En France, le nombre de téléviseurs passe de 600 000 en 1957 à 2 500 000 en 1961 (58) ! Il faudra attendre 1964, l’année de naissance de l’ORTF, pour qu’une télévision régionale, Télé Bretagne, soit créée. Dans La mer et les jours, si les images de tempête sont spectaculaires, il est à noter que le son du vent déchaîné et de la mer qui se brise sur les rochers est issu d’une émission de la Radiodiffusion-Télévision Française (RTF), Là où finit la terre (59). À propos de la Bretagne, la télévision aborde beaucoup le thème de la mer.

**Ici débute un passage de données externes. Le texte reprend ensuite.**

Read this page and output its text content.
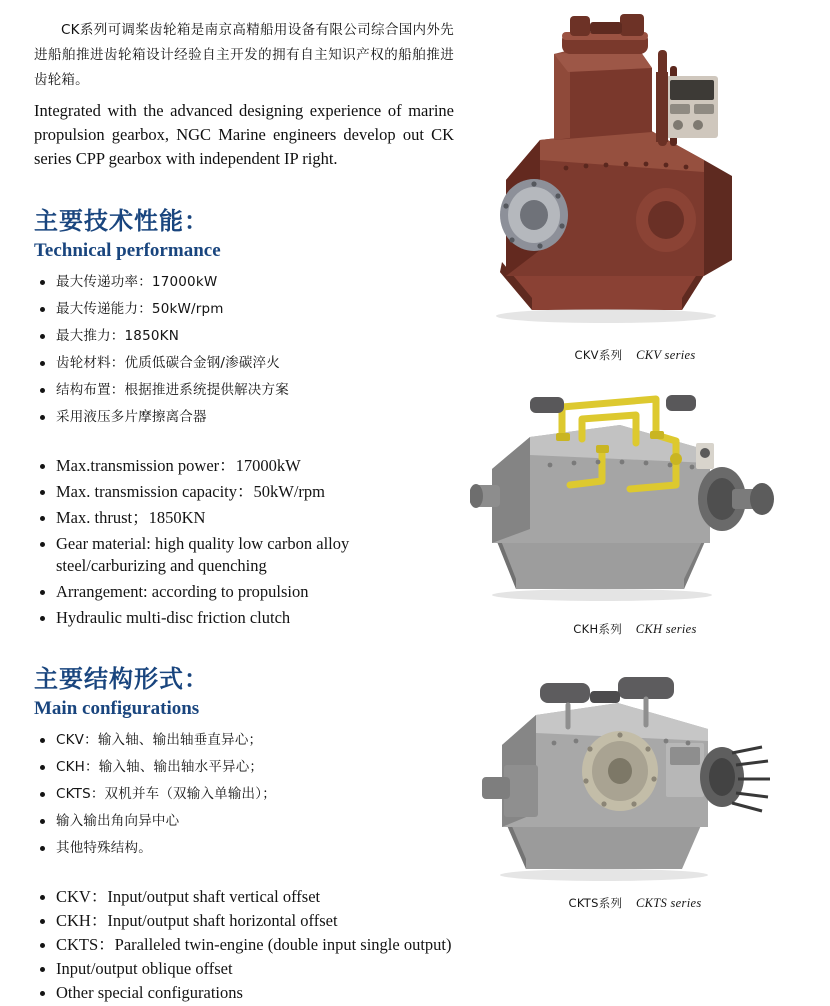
CK系列可调桨齿轮箱是南京高精船用设备有限公司综合国内外先进船舶推进齿轮箱设计经验自主开发的拥有自主知识产权的船舶推进齿轮箱。

Integrated with the advanced designing experience of marine propulsion gearbox, NGC Marine engineers develop out CK series CPP gearbox with independent IP right.

主要技术性能：
Technical performance
最大传递功率：17000kW
最大传递能力：50kW/rpm
最大推力：1850KN
齿轮材料：优质低碳合金钢/渗碳淬火
结构布置：根据推进系统提供解决方案
采用液压多片摩擦离合器
Max.transmission power：17000kW
Max. transmission capacity：50kW/rpm
Max. thrust；1850KN
Gear material: high quality low carbon alloy steel/carburizing and quenching
Arrangement: according to propulsion
Hydraulic multi-disc friction clutch
主要结构形式：
Main configurations
CKV：输入轴、输出轴垂直异心；
CKH：输入轴、输出轴水平异心；
CKTS：双机并车（双输入单输出）；
输入输出角向异中心
其他特殊结构。
CKV：Input/output shaft vertical offset
CKH：Input/output shaft horizontal offset
CKTS：Paralleled twin-engine (double input single output)
Input/output oblique offset
Other special configurations
CKV系列 CKV series
CKH系列 CKH series
CKTS系列 CKTS series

Cinq épisodes du Tour de la France par deux enfants, adapté par Claude Santelli à partir du livre de G. Bruno, concernent la Bretagne (Saint-Nazaire, Saint-Malo) et sont diffusés à la fin de l’année 1958 : tout en gardant l’aspect pédagogique de l’ouvrage scolaire de la fin du XIXe siècle-début du XXe siècle, le feuilleton hebdomadaire a l’allure d’un récit d’aventures autour notamment d’un naufrage sur des récifs (60). Des reportages sont aussi consacrés au monde de la mer dans des magazines : « Le centre nautique des Glénans » dans Aux quatre coins du monde (61), « À Concarneau » dans Répondez Monsieur X (62). L’industrie est tout de même abordée avec « Les chantiers navals » dans Travail des hommes (63). De plus, les journaux télévisés comme Les Actualités françaises, au cinéma, permettent de couvrir d’autres sujets (64). Après 1958, dans un contexte économique et social évolutif, entre réussite et crise, la Bretagne des terres apparaîtra un peu plus : par exemple dans le magazine Cinq colonnes à la une, avec le portrait d’Édouard Leclerc de Landerneau en 1959 et le portrait d’une agricultrice en 1960 (65).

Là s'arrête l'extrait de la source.